# Baseline Model for Computer Vision with PyTorch

Welcome back to our series on building a computer vision model using PyTorch. In our previous discussions, we have successfully loaded our dataset into data loaders, converting the 60,000 images into 1875 batches of 32 images for training, and 313 batches of 32 for testing. This step enables us to efficiently feed our data into a neural network in manageable chunks. We also explored visualizing images from these batches, noting that our images retain their original size of 28x28 pixels with a single color channel.

## Workflow Overview

At this stage, our data is ready for modeling. We've processed our images into tensors using a combination of torchvision transforms and `torch.utils.data.Dataset`. Although torchvision datasets conveniently handled most of this for us (specifically with the FashionMNIST dataset), we employed `torch.utils.data.DataLoader` to streamline our datasets into loaders suitable for model ingestion.

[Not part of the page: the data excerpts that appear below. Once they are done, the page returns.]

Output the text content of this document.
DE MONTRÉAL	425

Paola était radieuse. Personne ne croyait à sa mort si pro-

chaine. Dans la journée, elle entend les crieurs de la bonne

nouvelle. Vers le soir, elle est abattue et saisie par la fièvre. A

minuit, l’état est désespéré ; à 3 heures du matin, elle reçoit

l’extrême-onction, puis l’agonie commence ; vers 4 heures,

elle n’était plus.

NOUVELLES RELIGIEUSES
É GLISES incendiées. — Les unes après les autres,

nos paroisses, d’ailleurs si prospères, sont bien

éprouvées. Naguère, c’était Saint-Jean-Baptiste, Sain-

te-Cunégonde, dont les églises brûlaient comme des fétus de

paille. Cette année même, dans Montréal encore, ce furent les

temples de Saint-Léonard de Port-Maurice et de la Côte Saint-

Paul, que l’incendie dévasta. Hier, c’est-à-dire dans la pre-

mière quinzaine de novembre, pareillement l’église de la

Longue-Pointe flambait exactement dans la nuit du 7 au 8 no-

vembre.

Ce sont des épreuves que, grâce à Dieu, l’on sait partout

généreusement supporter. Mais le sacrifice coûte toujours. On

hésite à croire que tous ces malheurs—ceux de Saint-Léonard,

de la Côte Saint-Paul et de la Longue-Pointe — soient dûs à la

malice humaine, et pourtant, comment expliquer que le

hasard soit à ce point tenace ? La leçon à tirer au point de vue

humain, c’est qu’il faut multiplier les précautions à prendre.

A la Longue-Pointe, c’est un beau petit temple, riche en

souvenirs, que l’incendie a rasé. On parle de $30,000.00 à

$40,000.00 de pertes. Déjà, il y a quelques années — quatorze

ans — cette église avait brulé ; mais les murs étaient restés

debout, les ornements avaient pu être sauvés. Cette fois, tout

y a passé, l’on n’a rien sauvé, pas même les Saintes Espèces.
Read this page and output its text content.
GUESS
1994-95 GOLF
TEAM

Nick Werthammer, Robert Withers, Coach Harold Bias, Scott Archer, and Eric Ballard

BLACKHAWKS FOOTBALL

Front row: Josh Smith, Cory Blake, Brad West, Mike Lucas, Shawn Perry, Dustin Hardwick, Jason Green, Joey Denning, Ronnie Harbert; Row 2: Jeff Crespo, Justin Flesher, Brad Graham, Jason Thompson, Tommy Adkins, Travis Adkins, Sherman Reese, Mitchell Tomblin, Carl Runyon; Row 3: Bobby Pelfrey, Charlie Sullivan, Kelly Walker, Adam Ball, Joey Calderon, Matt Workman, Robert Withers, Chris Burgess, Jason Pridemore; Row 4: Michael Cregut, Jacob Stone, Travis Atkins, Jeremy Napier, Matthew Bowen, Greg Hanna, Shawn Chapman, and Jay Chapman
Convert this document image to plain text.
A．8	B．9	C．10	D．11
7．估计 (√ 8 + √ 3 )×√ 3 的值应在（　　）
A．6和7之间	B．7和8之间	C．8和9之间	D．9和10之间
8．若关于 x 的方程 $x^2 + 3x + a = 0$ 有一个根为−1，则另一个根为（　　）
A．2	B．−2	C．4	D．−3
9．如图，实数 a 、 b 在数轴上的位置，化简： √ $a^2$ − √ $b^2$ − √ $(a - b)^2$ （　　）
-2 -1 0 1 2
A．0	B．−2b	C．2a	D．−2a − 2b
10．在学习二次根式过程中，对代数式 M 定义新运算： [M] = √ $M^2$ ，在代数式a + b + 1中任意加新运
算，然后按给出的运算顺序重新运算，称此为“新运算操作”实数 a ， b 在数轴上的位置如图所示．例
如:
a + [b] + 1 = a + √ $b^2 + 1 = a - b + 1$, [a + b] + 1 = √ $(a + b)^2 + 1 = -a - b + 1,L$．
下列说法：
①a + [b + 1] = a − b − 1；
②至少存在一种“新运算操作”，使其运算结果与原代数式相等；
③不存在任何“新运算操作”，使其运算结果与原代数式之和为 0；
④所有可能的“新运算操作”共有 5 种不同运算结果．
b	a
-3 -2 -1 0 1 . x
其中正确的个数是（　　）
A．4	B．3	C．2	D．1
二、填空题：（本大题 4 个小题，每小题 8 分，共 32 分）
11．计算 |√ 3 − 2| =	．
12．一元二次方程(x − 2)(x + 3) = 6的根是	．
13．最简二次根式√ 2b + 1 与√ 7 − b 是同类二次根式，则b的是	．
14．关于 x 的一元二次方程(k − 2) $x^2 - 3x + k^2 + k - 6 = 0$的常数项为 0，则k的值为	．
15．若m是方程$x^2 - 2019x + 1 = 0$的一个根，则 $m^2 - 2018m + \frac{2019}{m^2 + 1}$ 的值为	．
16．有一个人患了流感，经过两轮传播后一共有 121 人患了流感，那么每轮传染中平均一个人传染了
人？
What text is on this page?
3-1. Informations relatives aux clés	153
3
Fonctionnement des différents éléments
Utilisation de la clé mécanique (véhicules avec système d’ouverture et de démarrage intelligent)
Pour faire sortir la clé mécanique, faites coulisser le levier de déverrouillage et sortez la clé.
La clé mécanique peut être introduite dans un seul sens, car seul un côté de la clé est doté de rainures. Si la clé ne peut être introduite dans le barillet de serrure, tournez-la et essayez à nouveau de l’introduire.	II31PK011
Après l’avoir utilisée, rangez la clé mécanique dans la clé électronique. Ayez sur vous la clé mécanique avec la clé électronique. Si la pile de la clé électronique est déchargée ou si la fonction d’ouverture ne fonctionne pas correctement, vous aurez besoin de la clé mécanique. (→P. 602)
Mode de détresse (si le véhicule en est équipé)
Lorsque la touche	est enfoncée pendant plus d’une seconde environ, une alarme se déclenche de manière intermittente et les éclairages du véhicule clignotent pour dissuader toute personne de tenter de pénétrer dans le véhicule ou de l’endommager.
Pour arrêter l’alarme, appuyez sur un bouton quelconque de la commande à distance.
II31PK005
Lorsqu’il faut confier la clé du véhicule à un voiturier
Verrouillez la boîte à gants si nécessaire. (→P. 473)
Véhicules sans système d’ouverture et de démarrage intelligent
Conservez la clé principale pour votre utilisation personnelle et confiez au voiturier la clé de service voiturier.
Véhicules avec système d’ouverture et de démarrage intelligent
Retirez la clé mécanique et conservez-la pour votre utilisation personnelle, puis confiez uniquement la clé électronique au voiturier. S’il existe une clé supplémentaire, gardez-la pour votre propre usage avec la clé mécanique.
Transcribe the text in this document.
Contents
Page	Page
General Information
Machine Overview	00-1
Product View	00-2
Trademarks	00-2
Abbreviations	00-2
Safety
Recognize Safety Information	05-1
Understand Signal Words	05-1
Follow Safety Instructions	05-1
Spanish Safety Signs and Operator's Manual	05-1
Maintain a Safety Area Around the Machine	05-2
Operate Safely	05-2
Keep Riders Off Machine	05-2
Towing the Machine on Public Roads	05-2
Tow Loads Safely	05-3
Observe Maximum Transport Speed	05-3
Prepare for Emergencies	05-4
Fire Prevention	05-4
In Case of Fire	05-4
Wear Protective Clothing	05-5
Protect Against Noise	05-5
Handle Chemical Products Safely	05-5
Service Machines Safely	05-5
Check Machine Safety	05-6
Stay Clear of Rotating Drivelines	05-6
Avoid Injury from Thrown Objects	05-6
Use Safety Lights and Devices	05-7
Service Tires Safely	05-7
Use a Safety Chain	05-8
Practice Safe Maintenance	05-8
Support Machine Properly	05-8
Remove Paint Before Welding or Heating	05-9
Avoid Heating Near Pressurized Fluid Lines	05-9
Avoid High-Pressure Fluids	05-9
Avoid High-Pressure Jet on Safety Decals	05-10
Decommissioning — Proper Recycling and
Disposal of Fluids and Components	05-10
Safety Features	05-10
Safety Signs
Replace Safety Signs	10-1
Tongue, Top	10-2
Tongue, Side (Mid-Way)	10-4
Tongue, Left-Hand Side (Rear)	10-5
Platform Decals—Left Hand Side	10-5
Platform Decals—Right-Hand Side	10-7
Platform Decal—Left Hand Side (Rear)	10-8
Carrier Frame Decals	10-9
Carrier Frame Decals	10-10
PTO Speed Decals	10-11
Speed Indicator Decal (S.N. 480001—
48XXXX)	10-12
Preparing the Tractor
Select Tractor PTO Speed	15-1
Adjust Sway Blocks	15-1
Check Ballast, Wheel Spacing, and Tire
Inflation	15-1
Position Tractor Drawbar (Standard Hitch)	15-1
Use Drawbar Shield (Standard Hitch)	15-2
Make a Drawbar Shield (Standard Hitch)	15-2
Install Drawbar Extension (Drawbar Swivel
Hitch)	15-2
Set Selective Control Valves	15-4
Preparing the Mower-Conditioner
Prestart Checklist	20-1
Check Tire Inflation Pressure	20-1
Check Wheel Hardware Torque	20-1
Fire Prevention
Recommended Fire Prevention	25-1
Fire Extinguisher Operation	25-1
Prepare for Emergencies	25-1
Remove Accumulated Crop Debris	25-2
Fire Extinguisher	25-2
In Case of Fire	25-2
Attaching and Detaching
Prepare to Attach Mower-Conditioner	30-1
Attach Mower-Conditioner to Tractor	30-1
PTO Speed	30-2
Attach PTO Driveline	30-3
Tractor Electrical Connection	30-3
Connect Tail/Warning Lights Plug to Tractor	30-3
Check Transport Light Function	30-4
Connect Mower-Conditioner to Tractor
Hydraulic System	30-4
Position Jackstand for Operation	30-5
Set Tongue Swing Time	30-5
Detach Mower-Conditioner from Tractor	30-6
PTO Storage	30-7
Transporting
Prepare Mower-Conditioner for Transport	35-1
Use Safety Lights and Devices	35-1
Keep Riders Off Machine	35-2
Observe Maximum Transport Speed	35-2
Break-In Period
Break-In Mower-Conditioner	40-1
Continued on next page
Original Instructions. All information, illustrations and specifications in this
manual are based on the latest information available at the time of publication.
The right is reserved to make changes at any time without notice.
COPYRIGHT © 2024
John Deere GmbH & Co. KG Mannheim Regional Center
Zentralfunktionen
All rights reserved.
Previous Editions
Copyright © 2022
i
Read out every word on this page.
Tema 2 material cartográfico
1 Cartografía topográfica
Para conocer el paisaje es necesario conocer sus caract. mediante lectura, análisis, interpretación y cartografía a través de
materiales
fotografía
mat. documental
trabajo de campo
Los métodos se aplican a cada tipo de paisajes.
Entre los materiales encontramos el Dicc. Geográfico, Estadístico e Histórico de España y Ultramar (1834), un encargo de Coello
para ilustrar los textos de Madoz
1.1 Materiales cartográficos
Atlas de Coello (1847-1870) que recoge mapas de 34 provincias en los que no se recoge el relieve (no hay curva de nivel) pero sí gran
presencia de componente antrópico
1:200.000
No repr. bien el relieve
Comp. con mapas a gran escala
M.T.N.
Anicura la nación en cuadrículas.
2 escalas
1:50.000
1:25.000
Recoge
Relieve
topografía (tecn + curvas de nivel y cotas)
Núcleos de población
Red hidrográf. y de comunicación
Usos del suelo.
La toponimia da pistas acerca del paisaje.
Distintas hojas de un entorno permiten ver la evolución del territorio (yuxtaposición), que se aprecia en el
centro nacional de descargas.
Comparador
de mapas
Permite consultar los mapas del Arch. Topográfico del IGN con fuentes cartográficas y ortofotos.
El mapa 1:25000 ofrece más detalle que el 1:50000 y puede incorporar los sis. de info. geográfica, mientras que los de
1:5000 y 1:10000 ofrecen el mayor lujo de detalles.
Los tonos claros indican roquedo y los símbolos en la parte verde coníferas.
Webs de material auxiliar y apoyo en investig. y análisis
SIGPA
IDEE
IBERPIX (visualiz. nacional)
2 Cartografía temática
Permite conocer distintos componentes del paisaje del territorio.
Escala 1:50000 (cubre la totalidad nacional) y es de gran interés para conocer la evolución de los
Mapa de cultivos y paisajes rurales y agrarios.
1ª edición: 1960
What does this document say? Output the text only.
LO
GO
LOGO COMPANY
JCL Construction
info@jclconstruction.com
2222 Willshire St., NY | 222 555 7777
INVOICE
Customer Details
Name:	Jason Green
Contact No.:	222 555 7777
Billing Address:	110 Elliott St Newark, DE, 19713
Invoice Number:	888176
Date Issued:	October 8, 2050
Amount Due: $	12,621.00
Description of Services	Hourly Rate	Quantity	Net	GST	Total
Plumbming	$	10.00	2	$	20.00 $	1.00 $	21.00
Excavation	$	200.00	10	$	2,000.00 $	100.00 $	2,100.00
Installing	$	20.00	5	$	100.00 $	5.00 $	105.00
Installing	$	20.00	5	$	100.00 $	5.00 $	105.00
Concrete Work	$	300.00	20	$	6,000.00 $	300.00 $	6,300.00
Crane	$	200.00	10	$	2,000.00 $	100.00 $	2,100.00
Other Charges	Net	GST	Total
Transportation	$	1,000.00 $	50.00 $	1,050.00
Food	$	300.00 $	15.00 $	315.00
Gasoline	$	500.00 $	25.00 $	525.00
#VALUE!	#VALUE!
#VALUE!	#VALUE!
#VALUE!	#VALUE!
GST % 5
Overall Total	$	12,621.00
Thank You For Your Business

Now, we embark on selecting or constructing a pre-trained model that aligns with our problem statement. However, we'll start with something simple—a baseline model. This approach is crucial in machine learning experiments. It allows us to establish a performance benchmark with a simple model, which we then strive to surpass with more complex models or refinements.

### Why Start with a Baseline Model?

A baseline model serves as a simple point of reference for future models. It's essentially the most straightforward solution we attempt to improve upon through successive experiments. This practice of starting simple and gradually introducing complexity is particularly advisable in neural network projects to avoid overfitting from the outset.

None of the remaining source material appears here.